The gal who does “The Barefoot Contessa” looks more like my idea of a chef who really loves and appreciates good food. Mario Batali…now that’s a TV chef who looks like he knows his way around a kitchen, and a table.
I wasn’t sure what to think of Anthony Bourdain; on his show(s) he eats like a horse, but for the longest time looked rail-thin, junkie-thin. Now that he quit smoking he’s plumping up quite nicely.
IME, some people who love food channel their love into cooking rather than eating. They are great recipe creaters, testers, and finders, and they love the challenge, creativity, and art of cooking, but they cook mostly for others, tasting what they make only in moderation for themselves. Cooking is the main thing, and the triumph is a creation that other people moan over.
I don’t trust cooks who won’t cook certain things – the low fat cook, the low carb cook, the macrobiotic cook. I know they are conforming cooking to their chosen healthy lifestyle and that’s fine, but for them, cooking is not the thing. But a woman (or man) who will cook with real butter, sugar, and fat – them I can get behind (and get a behind). If they also have the self-control to remember that in eating, as in all things, moderation is the key – good for them. But if the true motivator is the cooking, not the eating, I don’t see what difference it makes how much the chef weighs.

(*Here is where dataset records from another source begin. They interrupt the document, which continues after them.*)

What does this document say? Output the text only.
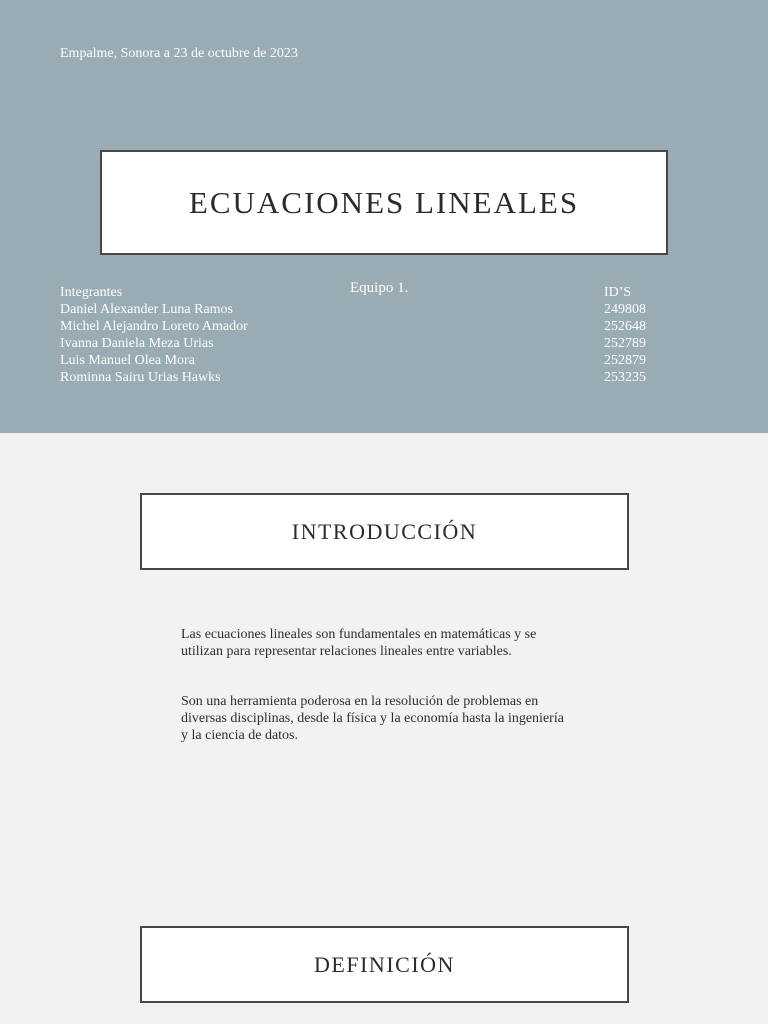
Empalme, Sonora a 23 de octubre de 2023
ECUACIONES LINEALES
Integrantes
Daniel Alexander Luna Ramos
Michel Alejandro Loreto Amador
Ivanna Daniela Meza Urias
Luis Manuel Olea Mora
Rominna Sairu Urias Hawks
Equipo 1.	ID’S
249808
252648
252789
252879
253235
INTRODUCCIÓN
Las ecuaciones lineales son fundamentales en matemáticas y se utilizan para representar relaciones lineales entre variables.
Son una herramienta poderosa en la resolución de problemas en diversas disciplinas, desde la física y la economía hasta la ingeniería y la ciencia de datos.
DEFINICIÓN
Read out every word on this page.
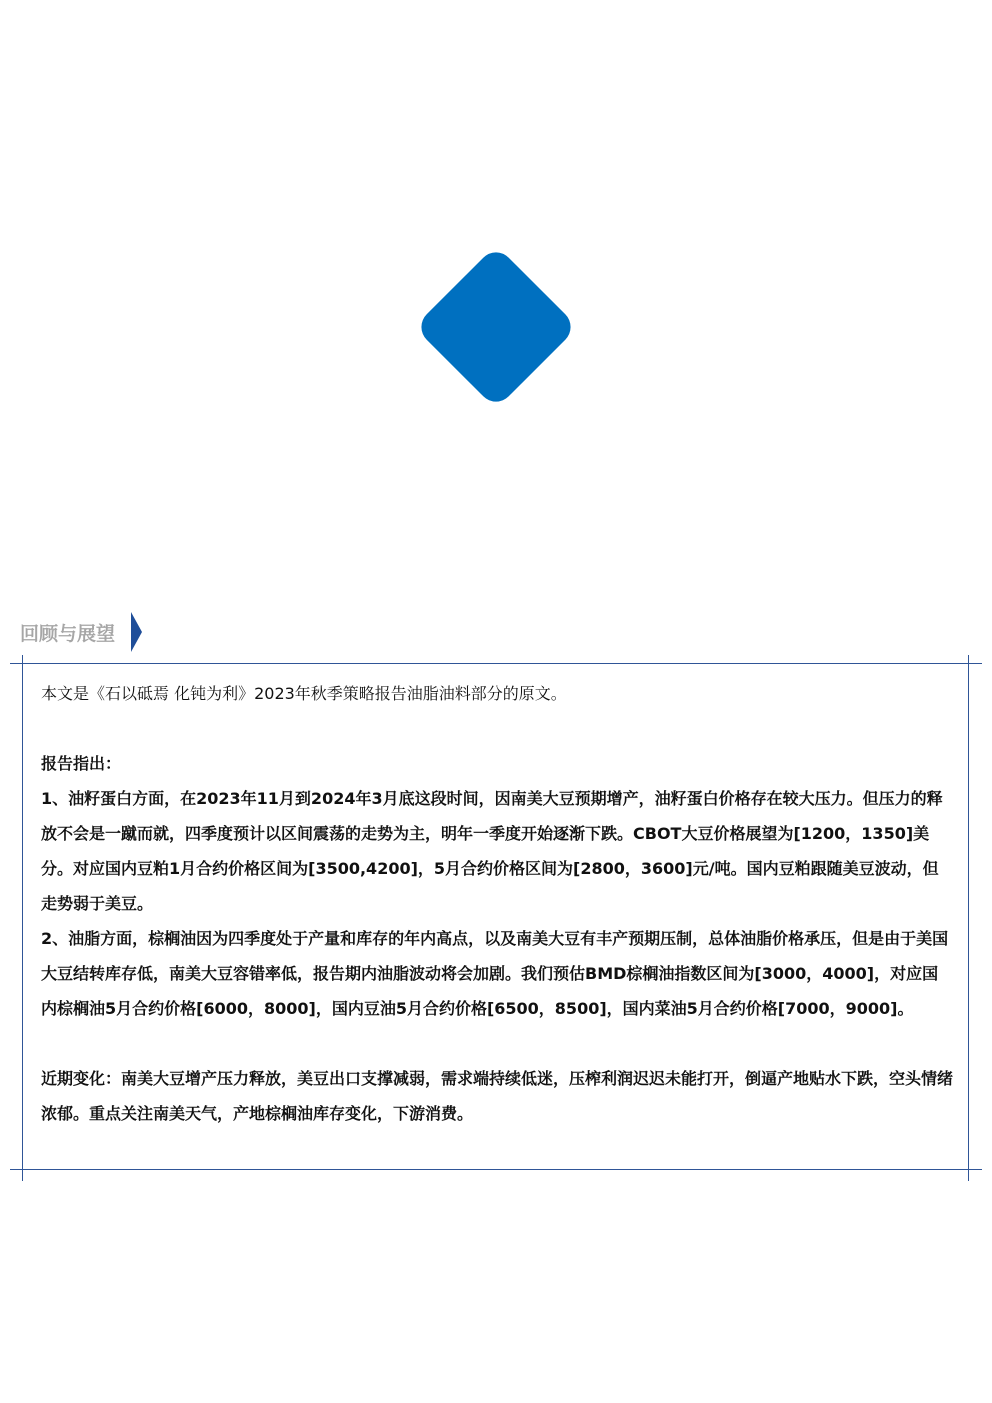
回顾与展望

本文是《石以砥焉 化钝为利》2023年秋季策略报告油脂油料部分的原文。

报告指出：

1、油籽蛋白方面，在2023年11月到2024年3月底这段时间，因南美大豆预期增产，油籽蛋白价格存在较大压力。但压力的释放不会是一蹴而就，四季度预计以区间震荡的走势为主，明年一季度开始逐渐下跌。CBOT大豆价格展望为[1200，1350]美分。对应国内豆粕1月合约价格区间为[3500,4200]，5月合约价格区间为[2800，3600]元/吨。国内豆粕跟随美豆波动，但走势弱于美豆。

2、油脂方面，棕榈油因为四季度处于产量和库存的年内高点，以及南美大豆有丰产预期压制，总体油脂价格承压，但是由于美国大豆结转库存低，南美大豆容错率低，报告期内油脂波动将会加剧。我们预估BMD棕榈油指数区间为[3000，4000]，对应国内棕榈油5月合约价格[6000，8000]，国内豆油5月合约价格[6500，8500]，国内菜油5月合约价格[7000，9000]。

近期变化：南美大豆增产压力释放，美豆出口支撑减弱，需求端持续低迷，压榨利润迟迟未能打开，倒逼产地贴水下跌，空头情绪浓郁。重点关注南美天气，产地棕榈油库存变化，下游消费。
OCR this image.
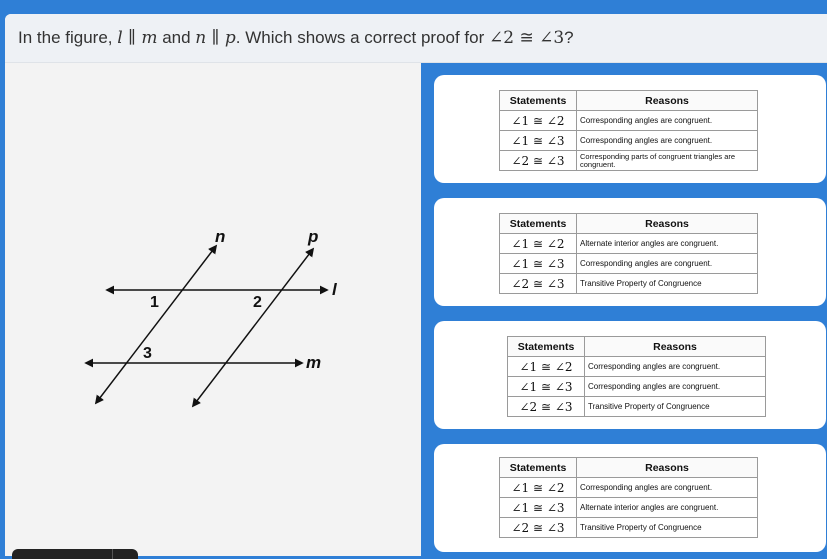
In the figure, l ∥ m and n ∥ p. Which shows a correct proof for ∠2 ≅ ∠3?
n	p
l
m
1	2
3
Statements	Reasons
∠1 ≅ ∠2	Corresponding angles are congruent.
∠1 ≅ ∠3	Corresponding angles are congruent.
∠2 ≅ ∠3	Corresponding parts of congruent triangles are congruent.
Statements	Reasons
∠1 ≅ ∠2	Alternate interior angles are congruent.
∠1 ≅ ∠3	Corresponding angles are congruent.
∠2 ≅ ∠3	Transitive Property of Congruence
Statements	Reasons
∠1 ≅ ∠2	Corresponding angles are congruent.
∠1 ≅ ∠3	Corresponding angles are congruent.
∠2 ≅ ∠3	Transitive Property of Congruence
Statements	Reasons
∠1 ≅ ∠2	Corresponding angles are congruent.
∠1 ≅ ∠3	Alternate interior angles are congruent.
∠2 ≅ ∠3	Transitive Property of Congruence
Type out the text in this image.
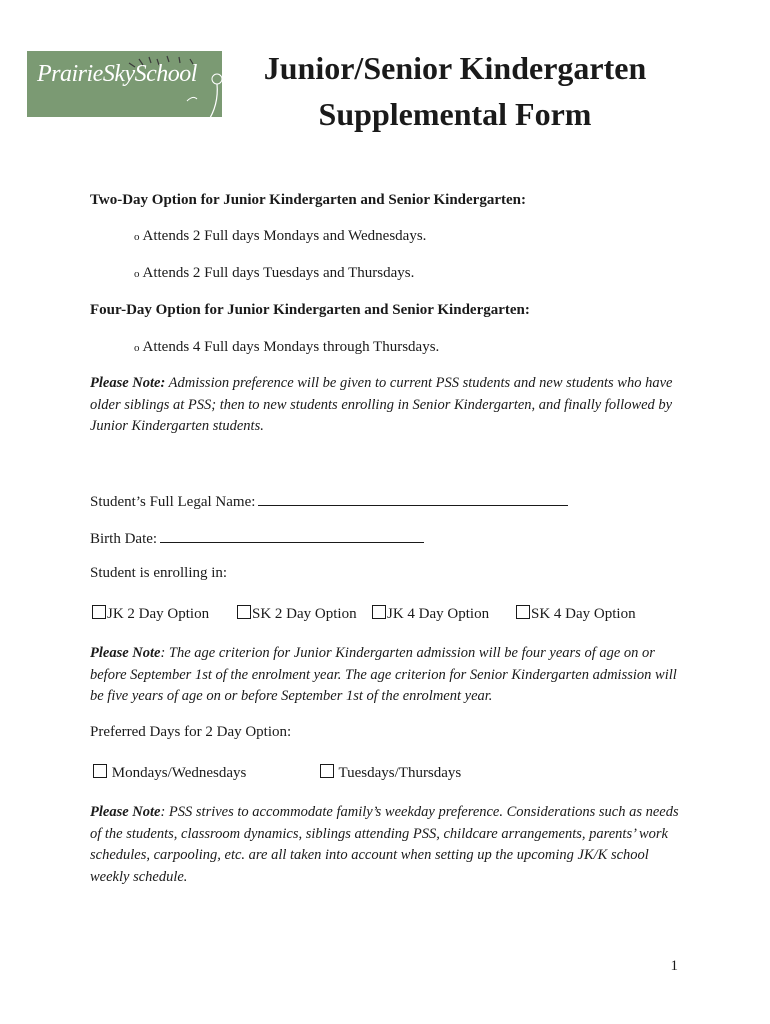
PrairieSkySchool	Junior/Senior Kindergarten
Supplemental Form

Two-Day Option for Junior Kindergarten and Senior Kindergarten:

o Attends 2 Full days Mondays and Wednesdays.

o Attends 2 Full days Tuesdays and Thursdays.

Four-Day Option for Junior Kindergarten and Senior Kindergarten:

o Attends 4 Full days Mondays through Thursdays.

Please Note: Admission preference will be given to current PSS students and new students who have older siblings at PSS; then to new students enrolling in Senior Kindergarten, and finally followed by Junior Kindergarten students.

Student’s Full Legal Name:

Birth Date:

Student is enrolling in:

JK 2 Day Option	SK 2 Day Option	JK 4 Day Option	SK 4 Day Option

Please Note: The age criterion for Junior Kindergarten admission will be four years of age on or before September 1st of the enrolment year. The age criterion for Senior Kindergarten admission will be five years of age on or before September 1st of the enrolment year.

Preferred Days for 2 Day Option:

Mondays/Wednesdays	Tuesdays/Thursdays

Please Note: PSS strives to accommodate family’s weekday preference. Considerations such as needs of the students, classroom dynamics, siblings attending PSS, childcare arrangements, parents’ work schedules, carpooling, etc. are all taken into account when setting up the upcoming JK/K school weekly schedule.

1
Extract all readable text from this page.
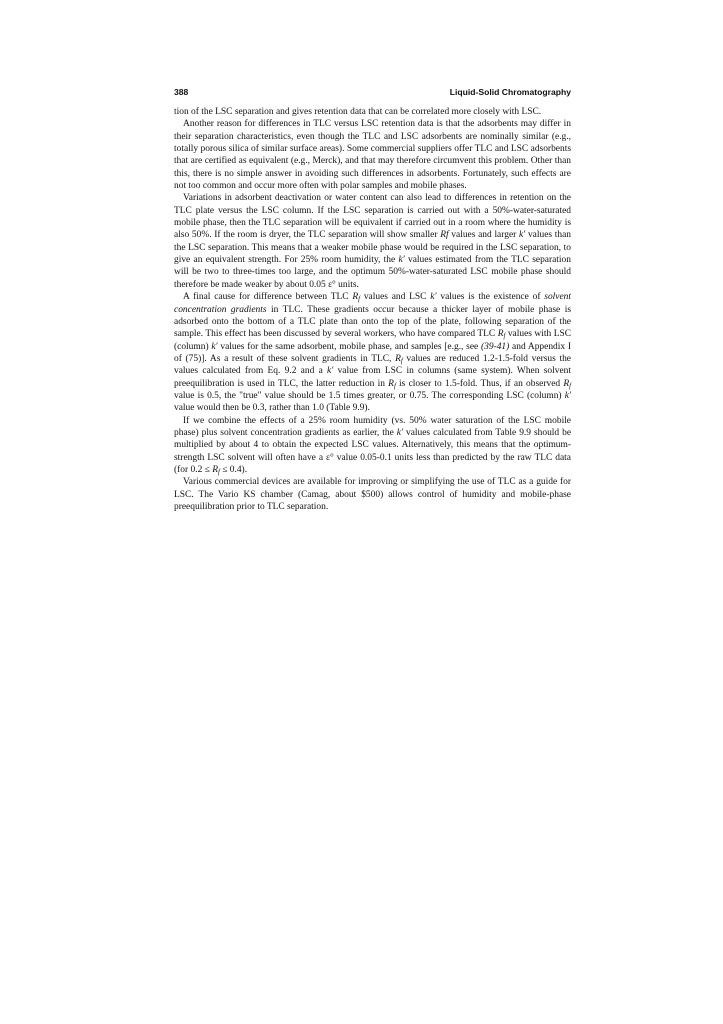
388	Liquid-Solid Chromatography

tion of the LSC separation and gives retention data that can be correlated more closely with LSC.

Another reason for differences in TLC versus LSC retention data is that the adsorbents may differ in their separation characteristics, even though the TLC and LSC adsorbents are nominally similar (e.g., totally porous silica of similar surface areas). Some commercial suppliers offer TLC and LSC adsorbents that are certified as equivalent (e.g., Merck), and that may therefore circumvent this problem. Other than this, there is no simple answer in avoiding such differences in adsorbents. Fortunately, such effects are not too common and occur more often with polar samples and mobile phases.

Variations in adsorbent deactivation or water content can also lead to differences in retention on the TLC plate versus the LSC column. If the LSC separation is carried out with a 50%-water-saturated mobile phase, then the TLC separation will be equivalent if carried out in a room where the humidity is also 50%. If the room is dryer, the TLC separation will show smaller Rf values and larger k′ values than the LSC separation. This means that a weaker mobile phase would be required in the LSC separation, to give an equivalent strength. For 25% room humidity, the k′ values estimated from the TLC separation will be two to three-times too large, and the optimum 50%-water-saturated LSC mobile phase should therefore be made weaker by about 0.05 ε° units.

A final cause for difference between TLC $R_f$ values and LSC k′ values is the existence of solvent concentration gradients in TLC. These gradients occur because a thicker layer of mobile phase is adsorbed onto the bottom of a TLC plate than onto the top of the plate, following separation of the sample. This effect has been discussed by several workers, who have compared TLC $R_f$ values with LSC (column) k′ values for the same adsorbent, mobile phase, and samples [e.g., see (39-41) and Appendix I of (75)]. As a result of these solvent gradients in TLC, $R_f$ values are reduced 1.2-1.5-fold versus the values calculated from Eq. 9.2 and a k′ value from LSC in columns (same system). When solvent preequilibration is used in TLC, the latter reduction in $R_f$ is closer to 1.5-fold. Thus, if an observed $R_f$ value is 0.5, the "true" value should be 1.5 times greater, or 0.75. The corresponding LSC (column) k′ value would then be 0.3, rather than 1.0 (Table 9.9).

If we combine the effects of a 25% room humidity (vs. 50% water saturation of the LSC mobile phase) plus solvent concentration gradients as earlier, the k′ values calculated from Table 9.9 should be multiplied by about 4 to obtain the expected LSC values. Alternatively, this means that the optimum-strength LSC solvent will often have a ε° value 0.05-0.1 units less than predicted by the raw TLC data (for $0.2 \le R_f \le 0.4$).

Various commercial devices are available for improving or simplifying the use of TLC as a guide for LSC. The Vario KS chamber (Camag, about $500) allows control of humidity and mobile-phase preequilibration prior to TLC separation.
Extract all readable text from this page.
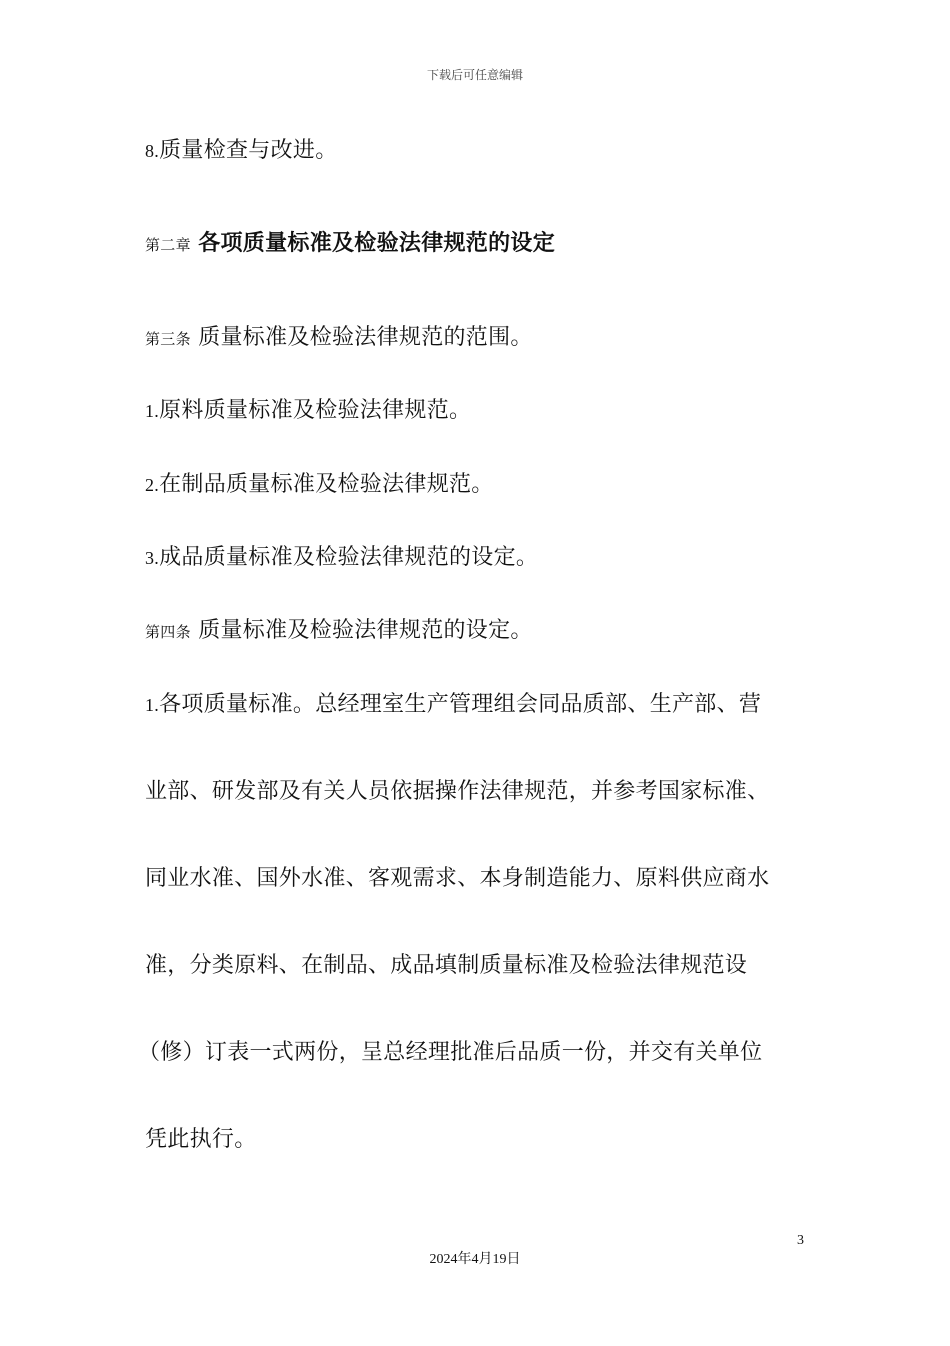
下载后可任意编辑
8.质量检查与改进。
第二章 各项质量标准及检验法律规范的设定
第三条 质量标准及检验法律规范的范围。
1.原料质量标准及检验法律规范。
2.在制品质量标准及检验法律规范。
3.成品质量标准及检验法律规范的设定。
第四条 质量标准及检验法律规范的设定。
1.各项质量标准。总经理室生产管理组会同品质部、生产部、营
业部、研发部及有关人员依据操作法律规范，并参考国家标准、
同业水准、国外水准、客观需求、本身制造能力、原料供应商水
准，分类原料、在制品、成品填制质量标准及检验法律规范设
（修）订表一式两份，呈总经理批准后品质一份，并交有关单位
凭此执行。
3
2024年4月19日
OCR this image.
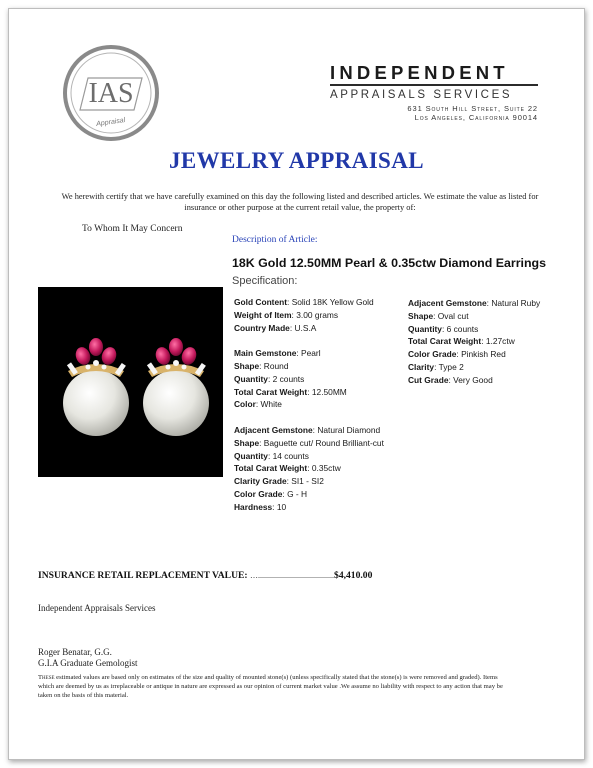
IAS
Appraisal
INDEPENDENT
APPRAISALS SERVICES
631 South Hill Street, Suite 22
Los Angeles, California 90014
JEWELRY APPRAISAL
We herewith certify that we have carefully examined on this day the following listed and described articles. We estimate the value as listed for insurance or other purpose at the current retail value, the property of:
To Whom It May Concern
Description of Article:
18K Gold 12.50MM Pearl & 0.35ctw Diamond Earrings
Specification:
Gold Content: Solid 18K Yellow Gold
Weight of Item: 3.00 grams
Country Made: U.S.A
Main Gemstone: Pearl
Shape: Round
Quantity: 2 counts
Total Carat Weight: 12.50MM
Color: White
Adjacent Gemstone: Natural Diamond
Shape: Baguette cut/ Round Brilliant-cut
Quantity: 14 counts
Total Carat Weight: 0.35ctw
Clarity Grade: SI1 - SI2
Color Grade: G - H
Hardness: 10
Adjacent Gemstone: Natural Ruby
Shape: Oval cut
Quantity: 6 counts
Total Carat Weight: 1.27ctw
Color Grade: Pinkish Red
Clarity: Type 2
Cut Grade: Very Good
INSURANCE RETAIL REPLACEMENT VALUE: …......................................$4,410.00
Independent Appraisals Services
Roger Benatar, G.G.
G.I.A Graduate Gemologist
These estimated values are based only on estimates of the size and quality of mounted stone(s) (unless specifically stated that the stone(s) is were removed and graded). Items which are deemed by us as irreplaceable or antique in nature are expressed as our opinion of current market value .We assume no liability with respect to any action that may be taken on the basis of this material.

I honestly believe there is a very large correlation between eating freshly-prepared meals and eating things with preservatives. I think all of these TV chefs end up eating much more balanced diets than most of us. They’re using a lot of fresh veggies and olive oil, and more spices than just salt. Sure they’re probably eating a lot more fresh cream and butter than the rest of us, but probably a ton less HFCS and trans fats.
Also, from what I observe, cooking for a living is a lot more physically demanding than just cooking (or not cooking) at home. In order to get to the point where you’ve got your own show you’ve probably spent a lot of time mopping floors and cleaning salad prep areas. Once you do have your own show you’re still probably on the go a hell of a lot more than a regular person at home.
Plus, I know that on the rare times that I cook, it’s usually pretty elaborate and I don’t even eat much of it at the end, because I’m just tired of dealing with it. Cooking for me is to make other people happy.
Not everyone who eats a lot gets fat. Some of these slender chefs, I am sure, don’t eat much, but not necessarily all of them. Conversely, not all the fat ones pig out.
Dude! I hereby invoke Guy Rule # 593-b: Thou Shalt Not Emulate Joey Tribbiani in Reference to a Hot Chick in the Presence of Said Hot Chick’s Older Brother!